Dans la suite de son échange décisif avec l’Union, le Chef de l’État a tenu à clarifier la position du Gabon face aux institutions financières internationales. Concernant les discussions avec le FMI, le ton est celui de la souveraineté retrouvée : si un programme est en négociation, il ne se fera pas au détriment du social. « On ne signe pas un accord pour serrer la ceinture des Gabonais », a-t-il martelé, précisant que l’audit de la dette publique était un préalable non négociable pour assainir les finances de l’État, qui s’élevaient à plus de 7 500 milliards de francs CFA à son arrivée. L’objectif est clair : transformer la dette en levier de développement plutôt qu’en fatalité.Le volet de la souveraineté alimentaire occupe également une place centrale dans la vision présidentielle.

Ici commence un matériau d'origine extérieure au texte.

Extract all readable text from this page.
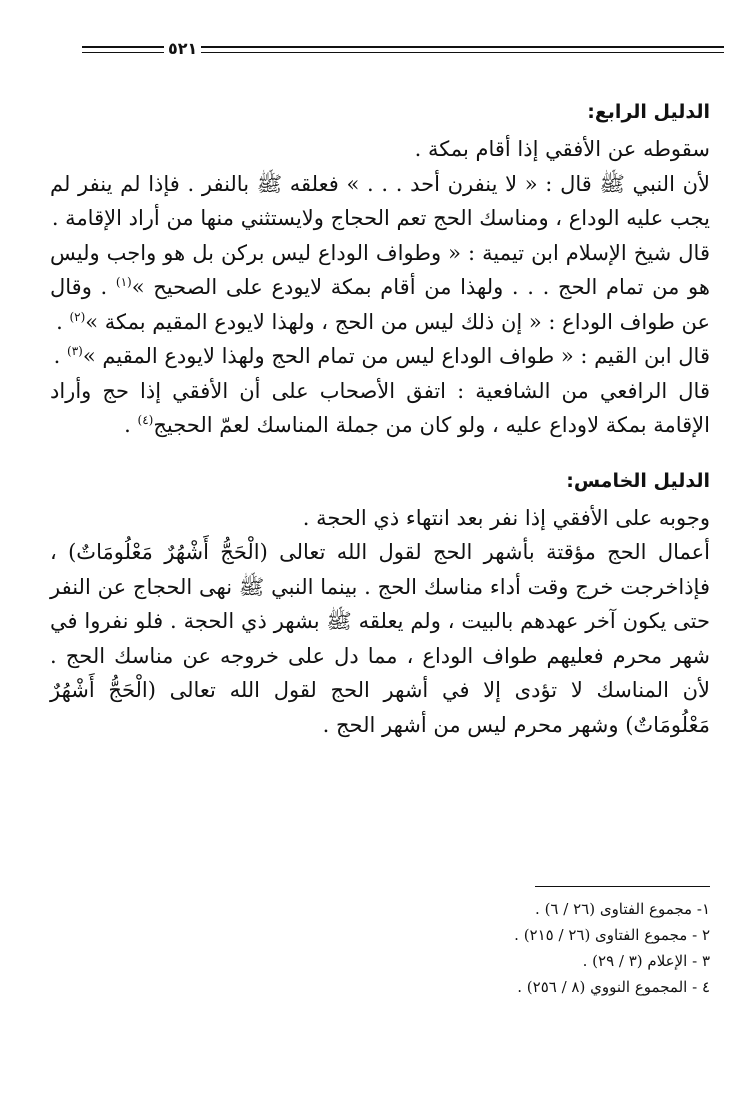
٥٢١
الدليل الرابع:

سقوطه عن الأفقي إذا أقام بمكة .

لأن النبي ﷺ قال : « لا ينفرن أحد . . . » فعلقه ﷺ بالنفر . فإذا لم ينفر لم يجب عليه الوداع ، ومناسك الحج تعم الحجاج ولايستثني منها من أراد الإقامة .

قال شيخ الإسلام ابن تيمية : « وطواف الوداع ليس بركن بل هو واجب وليس هو من تمام الحج . . . ولهذا من أقام بمكة لايودع على الصحيح »$^{(١)}$ . وقال عن طواف الوداع : « إن ذلك ليس من الحج ، ولهذا لايودع المقيم بمكة »$^{(٢)}$ .

قال ابن القيم : « طواف الوداع ليس من تمام الحج ولهذا لايودع المقيم »$^{(٣)}$ .

قال الرافعي من الشافعية : اتفق الأصحاب على أن الأفقي إذا حج وأراد الإقامة بمكة لاوداع عليه ، ولو كان من جملة المناسك لعمّ الحجيج$^{(٤)}$ .

الدليل الخامس:

وجوبه على الأفقي إذا نفر بعد انتهاء ذي الحجة .

أعمال الحج مؤقتة بأشهر الحج لقول الله تعالى (الْحَجُّ أَشْهُرٌ مَعْلُومَاتٌ) ، فإذاخرجت خرج وقت أداء مناسك الحج . بينما النبي ﷺ نهى الحجاج عن النفر حتى يكون آخر عهدهم بالبيت ، ولم يعلقه ﷺ بشهر ذي الحجة . فلو نفروا في شهر محرم فعليهم طواف الوداع ، مما دل على خروجه عن مناسك الحج . لأن المناسك لا تؤدى إلا في أشهر الحج لقول الله تعالى (الْحَجُّ أَشْهُرٌ مَعْلُومَاتٌ) وشهر محرم ليس من أشهر الحج .

١- مجموع الفتاوى (٢٦ / ٦) .

٢ - مجموع الفتاوى (٢٦ / ٢١٥) .

٣ - الإعلام (٣ / ٢٩) .

٤ - المجموع النووي (٨ / ٢٥٦) .
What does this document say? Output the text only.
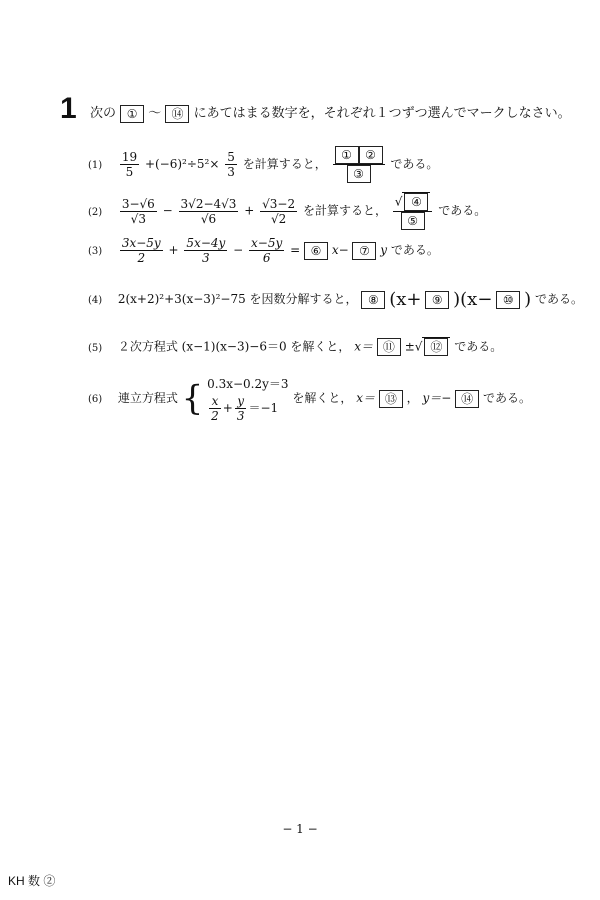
1 次の ① ～ ⑭ にあてはまる数字を，それぞれ１つずつ選んでマークしなさい。
$(1) \frac{19}{5} +(-6)^2\div 5^2\times \frac{5}{3}$ を計算すると， $\frac{\text{① ②}}{\text{③}}$ である。
$(2) \frac{3-√6}{√3} - \frac{3√2-4√3}{√6} + \frac{√3-2}{√2}$ を計算すると， $\frac{\text{√ ④}}{\text{⑤}}$ である。
$(3) \frac{3x-5y}{2} + \frac{5x-4y}{3} - \frac{x-5y}{6}$ = ⑥ x− ⑦ y である。
(4) 2(x+2)²+3(x−3)²−75 を因数分解すると， ⑧ (x+ ⑨ )(x− ⑩ ) である。
(5) ２次方程式 (x−1)(x−3)−6＝0 を解くと， x＝ ⑪ ±√ ⑫ である。
(6) 連立方程式 { 0.3x−0.2y＝3
$\frac{x}{2} + \frac{y}{3} =-1$
を解くと， x＝ ⑬ ， y＝− ⑭ である。
− 1 −
KH 数 ②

L’annonce de l’interdiction d’importation du poulet de chair d’ici janvier 2027 marque un tournant protectionniste assumé. Pour accompagner cette mesure, l’État mise sur le projet des 12 000 têtes de bovins et un soutien accru aux éleveurs locaux. Cette stratégie vise à briser la dépendance extérieure et à bâtir une filière agricole nationale robuste, capable de nourrir les Gabonais tout en créant de la richesse sur place.Sur le plan social et sécuritaire, le Président a abordé sans détour les dysfonctionnements de la CNAMGS et la dégradation de l’offre de soins dans les hôpitaux publics. Il pointe du doigt une gestion parfois défaillante et appelle à une restructuration profonde pour que l’accès à la santé ne soit plus un luxe. Face à la recrudescence de l’insécurité et des fléaux tels que la drogue en milieu scolaire, la réponse se veut ferme : renforcement des effectifs de sécurité et durcissement des sanctions. Sur la question sensible de la peine de mort pour les crimes rituels, le Chef de l’État s’en remet à la volonté populaire, laissant la porte ouverte à un débat national via un référendum.
Enfin, jetant un regard sur la scène diplomatique, le locataire du Palais du Bord de Mer se félicite du retour du Gabon dans le concert des nations. De la présidence de la CEEAC à l’accueil de sommets internationaux comme NewSpace Africa, le Gabon retrouve sa voix et son influence. En concluant sur une note d’espoir malgré l’immensité du chantier, il a réaffirmé son contrat sacré avec le peuple : chaque jour doit être une étape vers la restauration de la dignité nationale, loin des « écrans de fumée » et plus proche que jamais des réalités du terrain.